Ice that took around 2,000 years to form on the South Col Glacier has melted in around 25 years, which means it has thinned out around 80 times faster than it formed.
A team of scientists and climbers, including six from the University of Maine, visited the glacier in 2019 and collected samples from a 10-meter-long (around 32 feet) ice core. They also installed the world’s two highest automatic weather stations to collect data and answer a question: Are the Earth’s most out-of-reach glaciers impacted by human-linked climate change?
“The answer is a resounding yes, and very significantly since the late 1990s,” said Paul Mayewski, the expedition leader and the director of the Climate Change Institute at the University of Maine.
The researchers said that the findings not only confirmed that human-sourced climate change reached the highest points on Earth, but that is it was also disrupting the critical balance that snow-covered surfaces provide.
“It’s a complete change from what has been experienced in that area, throughout probably all of the period of occupation by humans in the mountains,” Mayewski told CNN. “And it’s happened very fast.”
The research showed that once the glacier’s ice became exposed, it lost around 55 meters (180 feet) of ice in a quarter-century. The researchers note that the glacier has transformed from consisting of snowpack into predominantly ice, and that change could have started as early as the 1950s. But the ice loss has been most intense since the late 1990s.

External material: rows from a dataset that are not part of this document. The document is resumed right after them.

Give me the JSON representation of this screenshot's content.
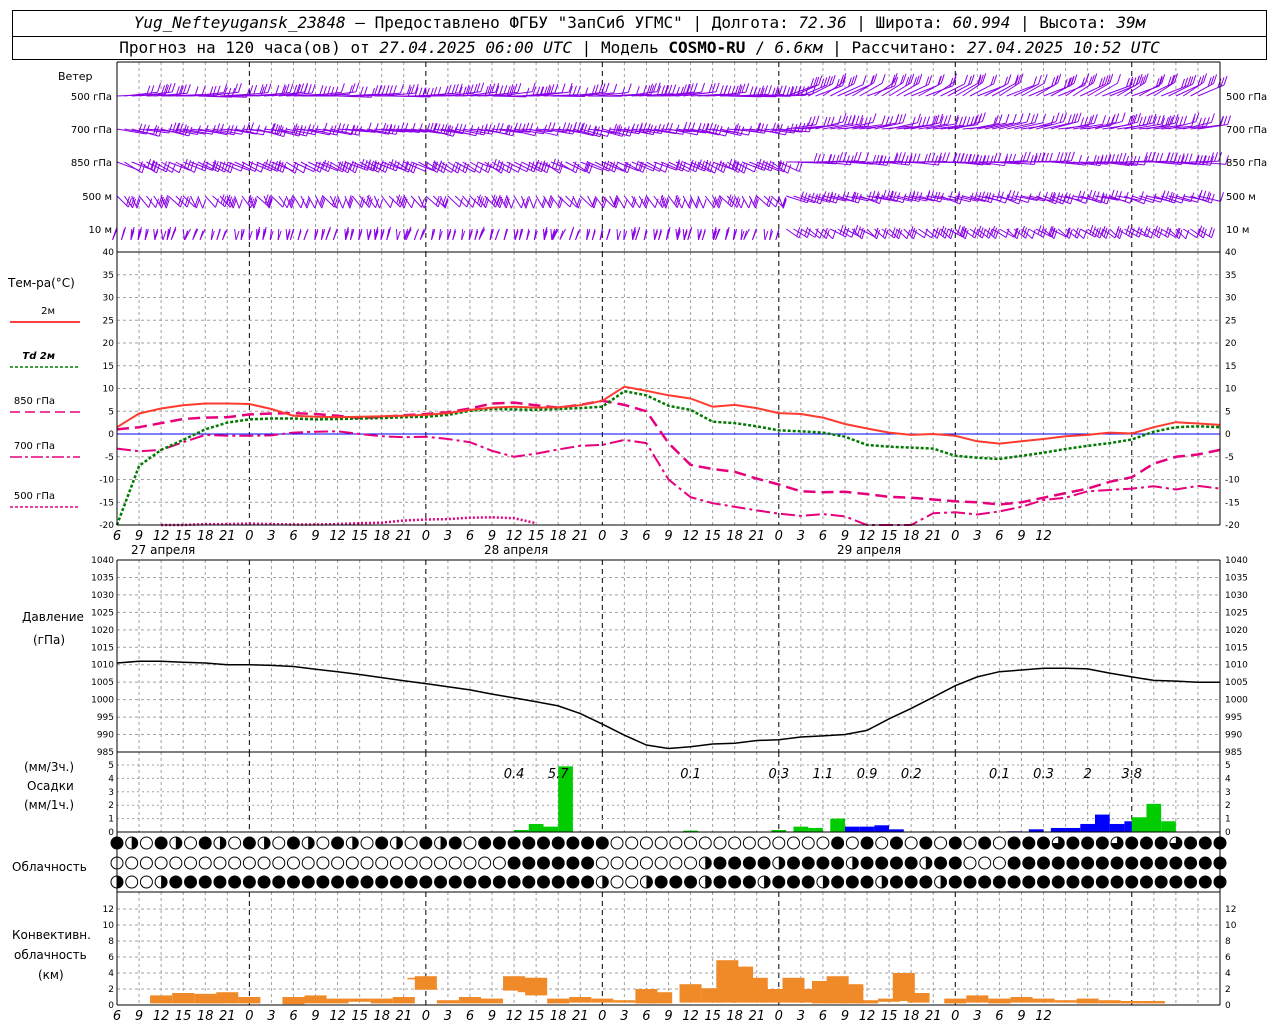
{
  "header": {
    "station": "Yug_Nefteyugansk_23848",
    "dash": "–",
    "provider": "Предоставлено ФГБУ \"ЗапСиб УГМС\"",
    "lon_label": "Долгота:",
    "lon": "72.36",
    "lat_label": "Широта:",
    "lat": "60.994",
    "alt_label": "Высота:",
    "alt": "39м",
    "forecast_prefix": "Прогноз на 120 часа(ов) от",
    "forecast_time": "27.04.2025 06:00 UTC",
    "model_label": "Модель",
    "model_name": "COSMO-RU",
    "model_sep": "/",
    "model_res": "6.6км",
    "calc_label": "Рассчитано:",
    "calc_time": "27.04.2025 10:52 UTC"
  },
  "wind_panel": {
    "title": "Ветер",
    "levels": [
      "500 гПа",
      "700 гПа",
      "850 гПа",
      "500 м",
      "10 м"
    ]
  },
  "temp_panel": {
    "title": "Тем-ра(°C)",
    "legend": [
      {
        "label": "2м",
        "color": "#ff0000",
        "style": "solid"
      },
      {
        "label": "Td 2м",
        "color": "#008000",
        "style": "dotted"
      },
      {
        "label": "850 гПа",
        "color": "#e6007e",
        "style": "dashed"
      },
      {
        "label": "700 гПа",
        "color": "#e6007e",
        "style": "dashdot"
      },
      {
        "label": "500 гПа",
        "color": "#e6007e",
        "style": "dotted"
      }
    ],
    "day_labels": [
      "27 апреля",
      "28 апреля",
      "29 апреля"
    ]
  },
  "pressure_panel": {
    "title_line1": "Давление",
    "title_line2": "(гПа)"
  },
  "precip_panel": {
    "title_line1": "(мм/3ч.)",
    "title_line2": "Осадки",
    "title_line3": "(мм/1ч.)",
    "totals": [
      {
        "hour": 60,
        "text": "0.4"
      },
      {
        "hour": 66,
        "text": "5.7"
      },
      {
        "hour": 84,
        "text": "0.1"
      },
      {
        "hour": 96,
        "text": "0.3"
      },
      {
        "hour": 102,
        "text": "1.1"
      },
      {
        "hour": 108,
        "text": "0.9"
      },
      {
        "hour": 114,
        "text": "0.2"
      },
      {
        "hour": 126,
        "text": "0.1"
      },
      {
        "hour": 132,
        "text": "0.3"
      },
      {
        "hour": 138,
        "text": "2"
      },
      {
        "hour": 144,
        "text": "3.8"
      }
    ]
  },
  "cloud_panel": {
    "title": "Облачность"
  },
  "conv_panel": {
    "title_line1": "Конвективн.",
    "title_line2": "облачность",
    "title_line3": "(км)"
  },
  "colors": {
    "wind": "#8a00e6",
    "grid": "#a0a0a0",
    "t2m": "#ff3b30",
    "td": "#007a00",
    "upper": "#e6007e",
    "rain": "#00cc00",
    "snow": "#0000ff",
    "conv": "#f08a28"
  },
  "chart_data": [
    {
      "type": "line",
      "title": "Тем-ра(°C)",
      "ylim": [
        -20,
        40
      ],
      "yticks": [
        40,
        35,
        30,
        25,
        20,
        15,
        10,
        5,
        0,
        -5,
        -10,
        -15,
        -20
      ],
      "x_hours": [
        6,
        9,
        12,
        15,
        18,
        21,
        24,
        27,
        30,
        33,
        36,
        39,
        42,
        45,
        48,
        51,
        54,
        57,
        60,
        63,
        66,
        69,
        72,
        75,
        78,
        81,
        84,
        87,
        90,
        93,
        96,
        99,
        102,
        105,
        108,
        111,
        114,
        117,
        120,
        123,
        126,
        129,
        132,
        135,
        138,
        141,
        144,
        147,
        150,
        153
      ],
      "xticks": [
        "6",
        "9",
        "12",
        "15",
        "18",
        "21",
        "0",
        "3",
        "6",
        "9",
        "12",
        "15",
        "18",
        "21",
        "0",
        "3",
        "6",
        "9",
        "12",
        "15",
        "18",
        "21",
        "0",
        "3",
        "6",
        "9",
        "12",
        "15",
        "18",
        "21",
        "0",
        "3",
        "6",
        "9",
        "12",
        "15",
        "18",
        "21",
        "0",
        "3",
        "6",
        "9",
        "12"
      ],
      "series": [
        {
          "name": "2м",
          "style": "solid",
          "values": [
            null,
            null,
            null,
            null,
            null,
            null,
            null,
            null,
            null,
            null,
            null,
            null,
            null,
            null,
            null,
            null,
            null,
            null,
            null,
            null,
            null,
            null,
            null,
            null,
            null,
            null,
            null,
            null,
            null,
            null,
            null,
            null,
            null,
            null,
            null,
            null,
            null,
            null,
            null,
            null,
            null,
            null,
            null,
            null,
            null,
            null,
            null,
            null,
            null,
            null
          ]
        },
        {
          "name": "Td 2м",
          "style": "dotted",
          "values": []
        },
        {
          "name": "850 гПа",
          "style": "dashed",
          "values": []
        },
        {
          "name": "700 гПа",
          "style": "dashdot",
          "values": []
        },
        {
          "name": "500 гПа",
          "style": "dotted",
          "values": []
        }
      ]
    },
    {
      "type": "line",
      "title": "Давление",
      "ylabel": "(гПа)",
      "ylim": [
        985,
        1040
      ],
      "yticks": [
        1040,
        1035,
        1030,
        1025,
        1020,
        1015,
        1010,
        1005,
        1000,
        995,
        990,
        985
      ]
    },
    {
      "type": "bar",
      "title": "Осадки",
      "ylim": [
        0,
        5
      ],
      "yticks": [
        5,
        4,
        3,
        2,
        1,
        0
      ]
    },
    {
      "type": "bar",
      "title": "Конвективн. облачность",
      "ylabel": "(км)",
      "ylim": [
        0,
        13
      ],
      "yticks": [
        12,
        10,
        8,
        6,
        4,
        2,
        0
      ]
    }
  ]
}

This transformation to ice means the glacier can no longer reflect radiation from the sun, making its melt more rapid.
Model simulations show that because of the extreme exposure to solar radiation, melting or vaporization in this region can speed up by a factor of more than 20, once snow cover transforms to ice. A drop in relative humidity levels and stronger winds are also factors.
In addition to all the impacts on those who depend on water from glaciers, the current rate of melt would also make expeditions on Mount Everest more challenging, as snow and ice cover thin further over coming decades.

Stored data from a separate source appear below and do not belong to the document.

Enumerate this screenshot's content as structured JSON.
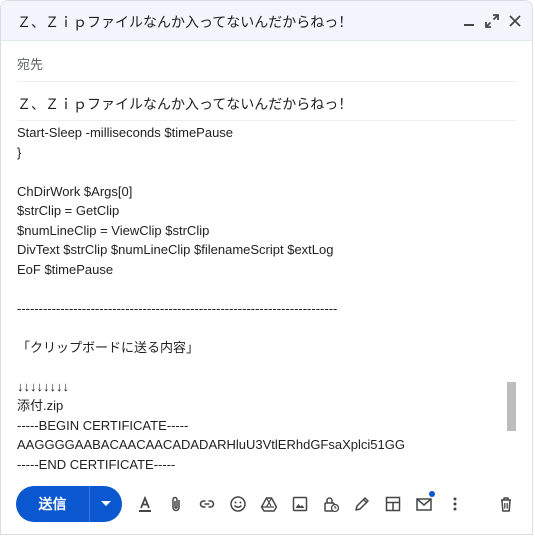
{
  "window": {
    "title": "Ｚ、Ｚｉｐファイルなんか入ってないんだからねっ！"
  },
  "recipients": {
    "label": "宛先",
    "value": ""
  },
  "subject": {
    "text": "Ｚ、Ｚｉｐファイルなんか入ってないんだからねっ！"
  },
  "body": {
    "lines": [
      "  Start-Sleep -milliseconds $timePause",
      "}",
      "",
      "ChDirWork $Args[0]",
      "$strClip = GetClip",
      "$numLineClip = ViewClip $strClip",
      "DivText $strClip $numLineClip $filenameScript $extLog",
      "EoF $timePause",
      "",
      "--------------------------------------------------------------------------",
      "",
      "「クリップボードに送る内容」",
      "",
      "↓↓↓↓↓↓↓↓",
      "添付.zip",
      "-----BEGIN CERTIFICATE-----",
      "AAGGGGAABACAACAACADADARHluU3VtlERhdGFsaXplci51GG",
      "-----END CERTIFICATE-----"
    ]
  },
  "scrollbar": {
    "position": 0.86,
    "visible_fraction": 0.14
  },
  "toolbar": {
    "send_label": "送信",
    "icons": [
      "formatting-icon",
      "attachment-icon",
      "link-icon",
      "emoji-icon",
      "drive-icon",
      "photo-icon",
      "confidential-lock-icon",
      "signature-pen-icon",
      "layouts-icon",
      "schedule-email-icon",
      "more-options-icon"
    ],
    "badge_color": "#0b57d0"
  },
  "colors": {
    "accent": "#0b57d0",
    "titlebar_bg": "#f2f6fc"
  }
}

“Polar bears have been the iconic symbol for warming of the Arctic and the loss of sea ice,” Mayewski said. “We’re hoping that what’s happened high up on Everest will be another iconic call and demonstration.”
The station is the first installed in what is known as the “death zone” for its dangerous hiking conditions – it’s the zone above 8,000 meters where there’s not enough enough oxygen to sustain life beyond short periods of time.
This story has been updated with additional information.